Sure. To start with, a large selection of games for a flat monthly fee has the psychological effect of making players less patient because they have so many other options. When a game presents unusual mechanics, creates unexpected challenges, employs steep difficulty curves, deep completion campaigns, or even suffers from minor flaws or design issues, players are much more willing to simply leave the game behind rather than push through and actually experience the game as it was intended by the designers. This is especially true in an environment where new games are being added all the time. Yes, some games are removed over time as well, but that does little to mitigate the aggregate sum of the catalog acting as a cloying distraction that begs the player to just move on to the next thing. The inevitable result is a binging culture which gradually erodes the perceived value of games.

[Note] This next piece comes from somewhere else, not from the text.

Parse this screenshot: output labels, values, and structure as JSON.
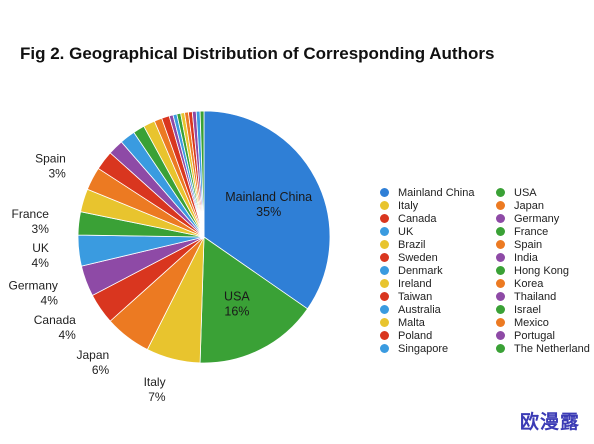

That's all without considering the economic incentive for a customer to play many games to get value out of the subscription, and the second order effects of a game's perceived value compared to an entire catalog of games for the same price - why gamble 8 bucks on this random indie game when I have 1000 other free options I've never tried. The result of this psychology on the market is that game producers will become gradually incentivized to optimize on quantity over quality - we've seen this pattern play out over and over again with the various streaming services. Yeah, you need one or two blockbusters to headline your platform, but consumers broadly perceive most of the subscription streaming services as shoveling trash peppered with a few occasional gems.
I know that's harsh, nothing personal, I dislike gamepass for the same reasons. Just to be clear, I'm not saying it's a bad business model, it might even be an inevitable one, I just think it creates a lot of negative externalities for gaming.
I feel like a Mac first sub would be too limited in market, something like 95% of the players on Steam use windows as an OS. Shame to hear that though, I think we'd probably have to win you as a consumer some other way maybe... competing for content is likely not the solution when going up against Microsoft and Epic.
Interesting, most of the devs we talk to are pretty concerned about not having DRM. Same goes for implementation, they want the least amount of work possible.
You're right about penalizing smaller titles though, we're trying to figure that out at the moment. Pay per install is interesting, thanks for the suggestion!